Often when you've been working on something for a while, there will be lots of random R objects littering your workspace that you created (on purpose or accidentally) while you were experimenting with bits of code. When knitr starts rendering, it runs in a fresh session with its own workspace — it can only "see" objects that you create in the code you give it. So when you're getting an "object not found" error while knitting that you don't get while running your code outside of knitr, it's a clue that it's time to clear up the clutter because knitr just found a bug in your code :beetle: .

It's a good idea to clear your workspace (= "global environment") and start a new R session periodically while you're working to prevent this kind of bug from creeping in. In RStudio, you can use the little broom icon on the Environment pane to clear the workspace, and you can restart R from the Session menu. If you do this and try running your code again, I think you'll find that you get an error at the same spot without trying to knit anything.

OK, so how to fix your code? TL;DR: Since the names in s3 came from y5, I would just use:

barplot(s3, legend = levels(y5$natenvir), args.legend = list(x = 'bottomright'))
But I really want to get the names from s3!
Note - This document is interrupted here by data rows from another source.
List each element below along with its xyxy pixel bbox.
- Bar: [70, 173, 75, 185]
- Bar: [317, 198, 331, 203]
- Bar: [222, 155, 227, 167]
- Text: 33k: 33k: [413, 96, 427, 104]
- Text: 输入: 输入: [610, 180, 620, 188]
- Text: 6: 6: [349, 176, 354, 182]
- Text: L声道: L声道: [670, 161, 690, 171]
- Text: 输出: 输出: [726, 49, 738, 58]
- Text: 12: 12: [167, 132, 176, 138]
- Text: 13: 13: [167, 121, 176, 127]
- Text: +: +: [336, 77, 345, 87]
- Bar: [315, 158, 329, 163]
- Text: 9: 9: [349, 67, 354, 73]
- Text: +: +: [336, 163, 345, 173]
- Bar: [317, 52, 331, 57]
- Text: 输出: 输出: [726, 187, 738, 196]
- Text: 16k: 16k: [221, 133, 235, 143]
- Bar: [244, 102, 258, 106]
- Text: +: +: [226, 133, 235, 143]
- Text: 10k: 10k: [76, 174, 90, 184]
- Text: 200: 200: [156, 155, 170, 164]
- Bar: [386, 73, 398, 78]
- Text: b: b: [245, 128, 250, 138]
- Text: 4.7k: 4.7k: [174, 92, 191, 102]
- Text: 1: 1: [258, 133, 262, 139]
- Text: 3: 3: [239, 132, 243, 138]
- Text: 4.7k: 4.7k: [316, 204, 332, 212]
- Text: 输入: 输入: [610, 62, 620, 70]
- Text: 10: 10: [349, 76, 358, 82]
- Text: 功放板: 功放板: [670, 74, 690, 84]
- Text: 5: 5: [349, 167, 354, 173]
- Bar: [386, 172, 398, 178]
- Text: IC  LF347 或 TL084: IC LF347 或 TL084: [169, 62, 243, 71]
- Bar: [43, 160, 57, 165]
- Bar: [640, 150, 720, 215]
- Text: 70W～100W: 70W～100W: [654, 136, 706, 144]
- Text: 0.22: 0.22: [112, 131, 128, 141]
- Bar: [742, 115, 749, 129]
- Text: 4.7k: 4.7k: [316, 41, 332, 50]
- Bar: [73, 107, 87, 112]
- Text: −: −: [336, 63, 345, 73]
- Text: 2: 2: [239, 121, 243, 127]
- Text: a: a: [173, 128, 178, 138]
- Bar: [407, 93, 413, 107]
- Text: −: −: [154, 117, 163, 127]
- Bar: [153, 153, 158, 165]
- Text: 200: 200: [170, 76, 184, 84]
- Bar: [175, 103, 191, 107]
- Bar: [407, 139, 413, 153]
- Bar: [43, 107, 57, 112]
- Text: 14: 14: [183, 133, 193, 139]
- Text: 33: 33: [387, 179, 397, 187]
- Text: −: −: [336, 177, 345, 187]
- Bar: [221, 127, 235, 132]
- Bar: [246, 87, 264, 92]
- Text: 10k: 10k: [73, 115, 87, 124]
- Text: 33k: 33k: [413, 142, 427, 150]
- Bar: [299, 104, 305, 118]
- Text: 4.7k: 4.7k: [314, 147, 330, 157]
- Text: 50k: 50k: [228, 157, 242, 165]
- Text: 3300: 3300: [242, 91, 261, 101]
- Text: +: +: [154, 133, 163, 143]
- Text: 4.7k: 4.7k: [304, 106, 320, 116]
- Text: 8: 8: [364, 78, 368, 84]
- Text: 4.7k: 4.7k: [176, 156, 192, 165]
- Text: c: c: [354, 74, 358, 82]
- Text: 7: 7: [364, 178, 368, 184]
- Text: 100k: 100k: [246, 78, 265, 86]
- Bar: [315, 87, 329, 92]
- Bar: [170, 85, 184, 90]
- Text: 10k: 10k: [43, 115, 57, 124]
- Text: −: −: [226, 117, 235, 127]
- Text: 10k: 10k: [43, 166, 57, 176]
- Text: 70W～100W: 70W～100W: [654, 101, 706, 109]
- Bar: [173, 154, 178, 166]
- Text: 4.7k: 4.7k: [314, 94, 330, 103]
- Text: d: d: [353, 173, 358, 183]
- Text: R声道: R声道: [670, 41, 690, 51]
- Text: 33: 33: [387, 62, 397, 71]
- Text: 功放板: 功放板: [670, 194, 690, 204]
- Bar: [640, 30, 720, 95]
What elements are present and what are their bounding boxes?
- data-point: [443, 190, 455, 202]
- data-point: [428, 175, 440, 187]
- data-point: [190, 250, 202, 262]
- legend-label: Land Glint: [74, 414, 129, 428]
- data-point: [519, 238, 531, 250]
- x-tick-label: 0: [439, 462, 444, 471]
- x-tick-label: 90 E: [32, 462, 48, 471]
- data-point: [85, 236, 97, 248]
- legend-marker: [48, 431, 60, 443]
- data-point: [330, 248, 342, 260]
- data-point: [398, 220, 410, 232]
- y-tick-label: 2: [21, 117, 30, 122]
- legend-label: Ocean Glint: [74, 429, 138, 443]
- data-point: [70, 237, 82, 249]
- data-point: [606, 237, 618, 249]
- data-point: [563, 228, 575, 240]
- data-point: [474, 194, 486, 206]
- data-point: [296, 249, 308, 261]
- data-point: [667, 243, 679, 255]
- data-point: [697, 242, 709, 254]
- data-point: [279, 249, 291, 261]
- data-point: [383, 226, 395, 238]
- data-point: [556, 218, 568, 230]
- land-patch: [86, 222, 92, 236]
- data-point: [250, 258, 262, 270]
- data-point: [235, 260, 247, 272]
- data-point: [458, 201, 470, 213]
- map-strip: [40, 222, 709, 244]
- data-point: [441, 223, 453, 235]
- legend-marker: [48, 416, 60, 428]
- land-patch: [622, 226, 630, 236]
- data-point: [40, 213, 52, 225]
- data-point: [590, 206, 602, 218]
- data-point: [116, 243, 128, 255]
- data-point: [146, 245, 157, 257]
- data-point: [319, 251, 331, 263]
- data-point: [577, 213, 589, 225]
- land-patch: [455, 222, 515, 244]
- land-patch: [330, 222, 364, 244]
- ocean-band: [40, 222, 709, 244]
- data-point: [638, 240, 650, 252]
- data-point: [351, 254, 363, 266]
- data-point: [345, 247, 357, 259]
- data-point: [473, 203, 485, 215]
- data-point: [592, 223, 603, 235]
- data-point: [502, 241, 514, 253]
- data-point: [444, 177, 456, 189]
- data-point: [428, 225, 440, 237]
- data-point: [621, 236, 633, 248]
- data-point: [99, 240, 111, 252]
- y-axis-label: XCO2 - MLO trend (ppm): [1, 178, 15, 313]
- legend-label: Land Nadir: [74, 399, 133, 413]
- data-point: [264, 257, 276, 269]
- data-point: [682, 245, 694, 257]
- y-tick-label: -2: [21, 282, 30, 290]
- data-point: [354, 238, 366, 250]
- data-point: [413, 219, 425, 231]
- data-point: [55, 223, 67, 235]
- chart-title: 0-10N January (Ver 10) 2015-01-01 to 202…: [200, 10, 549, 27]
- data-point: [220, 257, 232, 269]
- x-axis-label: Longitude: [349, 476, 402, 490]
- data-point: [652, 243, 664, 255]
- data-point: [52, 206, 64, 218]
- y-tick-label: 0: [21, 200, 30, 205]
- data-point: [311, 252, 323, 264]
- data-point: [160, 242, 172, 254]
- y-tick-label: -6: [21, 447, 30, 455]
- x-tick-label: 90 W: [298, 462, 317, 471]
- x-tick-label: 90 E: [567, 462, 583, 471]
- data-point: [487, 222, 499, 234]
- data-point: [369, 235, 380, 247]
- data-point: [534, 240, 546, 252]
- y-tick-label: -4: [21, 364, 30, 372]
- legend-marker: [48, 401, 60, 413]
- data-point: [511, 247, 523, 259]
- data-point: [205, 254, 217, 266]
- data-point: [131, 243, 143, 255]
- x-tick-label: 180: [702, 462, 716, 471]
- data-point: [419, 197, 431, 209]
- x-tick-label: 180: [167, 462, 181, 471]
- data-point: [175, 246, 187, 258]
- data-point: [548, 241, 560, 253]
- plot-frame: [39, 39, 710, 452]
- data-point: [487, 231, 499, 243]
To pull the names directly from s3, you'll need to use different syntax because s3 is not a data frame :open_mouth: As you can read in the documentation, table() returns an array, which is a different data structure that works differently. You can check this yourself by running:

is.data.frame(s3)
is.array(s3)

table() doesn't preserve any information about the names of the variables that were used to make the table, so the term natenvir means nothing to s3. The names for the table dimensions are stored in an attribute called dimnames (which is accessed with the function dimnames()). The dimnames are stored as a list of character vectors, one for each dimension of the table. You can see all this by examining the result of str(s3). natenvir corresponds to the first dimension of s3 (the rows), so you would pull out those row names with:

dimnames(s3)[[1]]

Good luck with the class!

P.S. In this case, I was able to find the teaching dataset you're using by googling around, but in general it's a good idea to provide at least a small sample of the data you're working with when seeking help, so that other people have all the parts they need to quickly test out your code. Lots more info on best practices for sharing code to get help here.


#5

Thanks for finding the bug, and knitting works for me know. I also appreciate the advice about periodically clearing my workspace. Indeed, the workspace gets very cluttered as I make different attempts to make my code work, and I am overall not very efficient using R. Thanks also for the link about best practices for sharing code, I will adhere to that in the future!